Die Aargauer Firma Dubler stellt keine Schaumköpfe her und keine Schaumküsse, wie Migros, Coop oder Lidl. Die Firma aus Waltenschwil stellt explizit Mohrenköpfe her. Und dies seit 1946. Der geschwungene Schriftzug Dubler ist Liebhabern dieser Süssspeise ein Begriff, der ihnen höchsten Genuss verspricht.

Doch die Schaumköpfe, wie die mit Schokolade umhüllten Schaumbällchen heutzutage meist genannt werden, heissen bei Dubler eben: "Mohrenköpfe". Und bei diesem Wort zuckt der eine oder die andere zusammen. Darf man in Zeiten politischer Korrektheit sein Produkt noch so nennen? Die Firma Dubler weiss um die Brisanz. Auf ihrer Internetseite mohrenkopf.com hält sie fest: "Zu diesem Thema existieren diverse Meinungen und Gerüchte." Mehr gibt es zum Thema offenbar nicht zu sagen.

"Gewalttätige Süssigkeiten"

Eine solche Meinung hat das "Komitee gegen gewalttätige Süssigkeiten". Vor zwei Wochen startete es eine Onlinepetition auf change.org, um die Firma Dubler zu einem Namenswechsel zu bewegen. Der Grund: "Mohr war also ganz eindeutig von Beginn weg eine rassistische Bezeichnung: dumm und Schwarz", so das Komitee. Mohr ist ein alter Begriff für einen dunkelhäutigen Mann. Und weiter fragen sich die Komiteemitglieder: "Warum will die Schweiz ihr Dessert gerne exotisch, sprich rassistisch, kolonialistisch halten?" Man könne es drehen und wenden, wie man will: Die Bezeichnung Mohrenkopf sei rassistisch.

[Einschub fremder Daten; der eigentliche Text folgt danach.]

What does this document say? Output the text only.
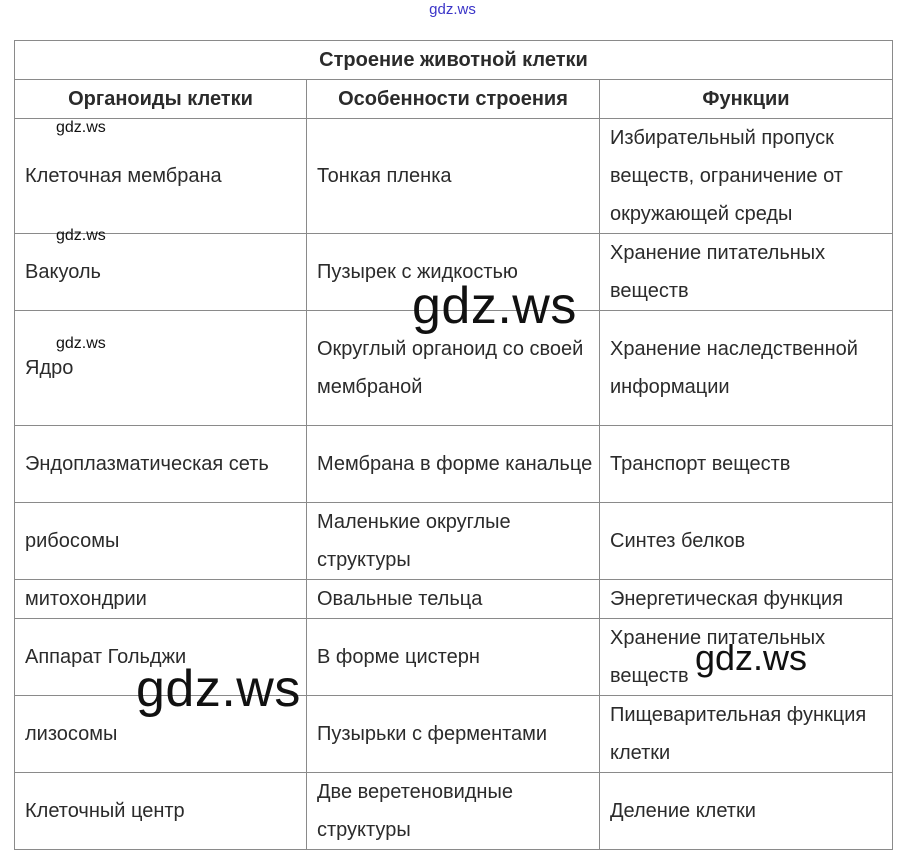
gdz.ws
Строение животной клетки		
Органоиды клетки	Особенности строения	Функции
Клеточная мембрана	Тонкая пленка	Избирательный пропуск веществ, ограничение от окружающей среды
Вакуоль	Пузырек с жидкостью	Хранение питательных веществ
Ядро	Округлый органоид со своей мембраной	Хранение наследственной информации
Эндоплазматическая сеть	Мембрана в форме канальце	Транспорт веществ
рибосомы	Маленькие округлые структуры	Синтез белков
митохондрии	Овальные тельца	Энергетическая функция
Аппарат Гольджи	В форме цистерн	Хранение питательных веществ
лизосомы	Пузырьки с ферментами	Пищеварительная функция клетки
Клеточный центр	Две веретеновидные структуры	Деление клетки
gdz.ws
gdz.ws
gdz.ws
gdz.ws
gdz.ws
gdz.ws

In zwei Wochen kamen knapp 600 Unterschriften zusammen. Das ist im Internetzeitalter nicht gerade viel. Margrit Stucki aus Zürich hat unterschrieben, "weil Tradition keinen Rassismus rechtfertigen kann". Rosmarie Wydler aus Basel findet: "Es sind so viele Namen möglich - aber niemals rassistische oder sexistische".

Dublers Reaktion

Firmeninhaber Robert Dubler, der das Unternehmen von seinem Vater übernommen hat, reagiert gelassen: "Wir haben ja nicht viel anderes, über das wir uns aufregen können", sagte er am Mittwoch im Interview mit 20min. Und weiter: "Im Zusammenhang mit der Süssigkeit ist der Begriff doch nicht rassistisch, sondern sogar positiv besetzt."

Es ist nicht das erste Mal, wo der Firma Dubler AG wegen ihres Produktnamens Rassismus vorgeworfen wird. Reagiert hat sie deshalb nicht. 

Unterstützung von der Genderforscherin

Die Basler Genderforscherin Franziska Schutzbach von der Universität Basel kann mit Robert Dublers Argumentation nichts anfangen und unterstützt das Anliegen des Komitees: «Wenn wir nicht bereit sind, Sprache zu dekolonisieren, werden auch weiterhin Geflüchtete ertrinken.»  

Keine Namensänderung

Eine Änderung des Produktnamens kommt für Robert Dubler entgegen aller Kritik nicht in Frage. Man ändere ein erfolgreiches Produkt nicht. Die Firma würde ihr Alleinstellungsmerkmal verlieren. Dubler-Mohrenköpfe wären dann wie jene von Coop und Migros: austauschbar.

Verstand, nicht Verbote

Mit einer Sprachpolizei kann auch Journalist Ronnie Grob nichts anfangen: "Erstens ändert Sprachkosmetik nichts an den realen Verhältnissen. Und zweitens besteht das Problem der Sprachpolizei ganz grundsätzlich darin, dass ihr Kampf für eine angeblich politisch korrekte Sprache nie ein Ende finden wird", schreibt er in der NZZ, die das Thema als erste aufgegriffen hat. "Es werden sich immer neue Begriffe finden, von denen sich jemand verletzt fühlt oder von denen jemand glaubt, jemand könnte sich davon verletzt fühlen."

Sprachlicher Ausdruck bedürfe des Verstandes, nicht des Verbotes, so Grob.